I am explicitly inserting the words "in practice" in my question because I am aware that in theory one cannot make any assumptions about how floats and doubles are actually formatted in C++, but I don't have a sense of whether this theoretical danger is actually something I should be very worried about in practice.
UPDATE
It now looks to me like the approach PB takes might be broken on SPARC. If I understand this page by Oracle describing the format used for number on SPARC correctly, the SPARC uses the opposite endian as x86 for integers but the same endian as x86 for floats and doubles. However, PB encodes floats/doubles by first casting them directly to an integer type of the appropriate size (via means of a union; see the snippets of code quoted in my question above), and then reversing the order of the bytes on platforms with big-endian integers:
void CodedOutputStream::WriteLittleEndian64(uint64 value) {
uint8 bytes[sizeof(value)];
bool use_fast = buffer_size_ >= sizeof(value);
uint8* ptr = use_fast ? buffer_ : bytes;
WriteLittleEndian64ToArray(value, ptr);
if (use_fast) {
Advance(sizeof(value));
} else {
WriteRaw(bytes, sizeof(value));
}
}
inline uint8* CodedOutputStream::WriteLittleEndian64ToArray(uint64 value,
uint8* target) {
#if defined(PROTOBUF_LITTLE_ENDIAN)
memcpy(target, &value, sizeof(value));
#else
uint32 part0 = static_cast<uint32>(value);
uint32 part1 = static_cast<uint32>(value >> 32);
target[0] = static_cast<uint8>(part0);
target[1] = static_cast<uint8>(part0 >> 8);
target[2] = static_cast<uint8>(part0 >> 16);
target[3] = static_cast<uint8>(part0 >> 24);
target[4] = static_cast<uint8>(part1);
target[5] = static_cast<uint8>(part1 >> 8);
target[6] = static_cast<uint8>(part1 >> 16);
target[7] = static_cast<uint8>(part1 >> 24);
#endif
return target + sizeof(value);
}
This, however, is exactly the wrong thing for it to be doing in the case of floats/doubles on SPARC since the bytes are already in the "correct" order.
So in conclusion, if my understanding is correct then floating point numbers are not transportable between SPARC and x86 using PB, because essentially PB assumes that all numbers are stored with the same endianess (relative to other platforms) as the integers on a given platform, which is an incorrect assumption to make on SPARC.
UPDATE 2
As Lyke pointed out, IEEE 64-bit floating points are stored in big-endian order on SPARC, in contrast to x86. However, only the two 32-bit words are in reverse order, not all 8 of the bytes, and in particular IEEE 32-bit floating points look like they are stored in the same order as on x86.
I think it should be fine so long as your target C++ platform uses IEEE-754 and the library handles the endianness properly.

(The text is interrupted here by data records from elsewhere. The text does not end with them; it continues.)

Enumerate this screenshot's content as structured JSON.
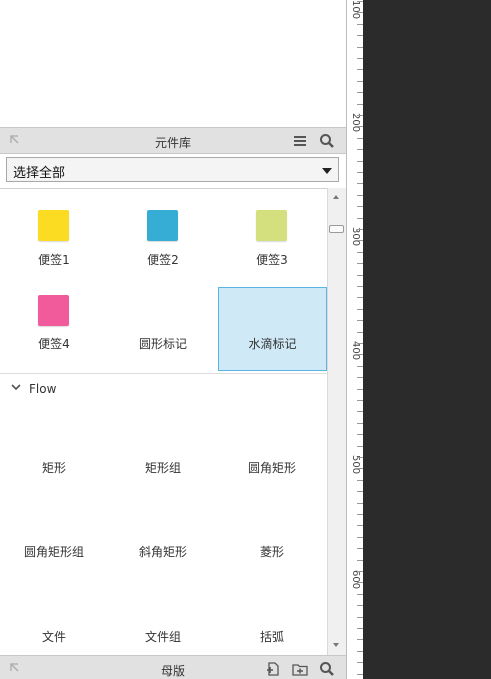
{
  "component_library": {
    "title": "元件库",
    "menu_icon": "menu-icon",
    "search_icon": "search-icon",
    "collapse_icon": "collapse-arrow-icon",
    "filter": {
      "selected": "选择全部"
    },
    "widgets_group1": [
      {
        "label": "便签1",
        "color": "#fcdc23"
      },
      {
        "label": "便签2",
        "color": "#35add4"
      },
      {
        "label": "便签3",
        "color": "#d4e07e"
      },
      {
        "label": "便签4",
        "color": "#f15b9c"
      },
      {
        "label": "圆形标记"
      },
      {
        "label": "水滴标记",
        "selected": true
      }
    ],
    "flow_section": {
      "label": "Flow",
      "expanded": true
    },
    "flow_items": [
      "矩形",
      "矩形组",
      "圆角矩形",
      "圆角矩形组",
      "斜角矩形",
      "菱形",
      "文件",
      "文件组",
      "括弧"
    ]
  },
  "masters": {
    "title": "母版",
    "icons": [
      "add-master-icon",
      "add-folder-icon",
      "search-icon"
    ]
  },
  "ruler": {
    "labels": [
      "100",
      "200",
      "300",
      "400",
      "500",
      "600"
    ]
  },
  "colors": {
    "selected_bg": "#cfe9f7",
    "selected_border": "#5cb3e6",
    "header_bg": "#e1e1e1",
    "canvas_dark": "#2b2b2b"
  }
}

Basically the code you've shown is assuming that if you've got the right bits in the right order and an IEEE-754 implementation, you'll get the right value. The endianness is handled by protocol buffers, and the IEEE-754-ness is assumed - but pretty universal.
In practice, the fact that they are writing and reading with the endianness enforced is enough to maintain portability. This is fairly evident, considering the widespread use of Protocol Buffers across many platforms (and even languages).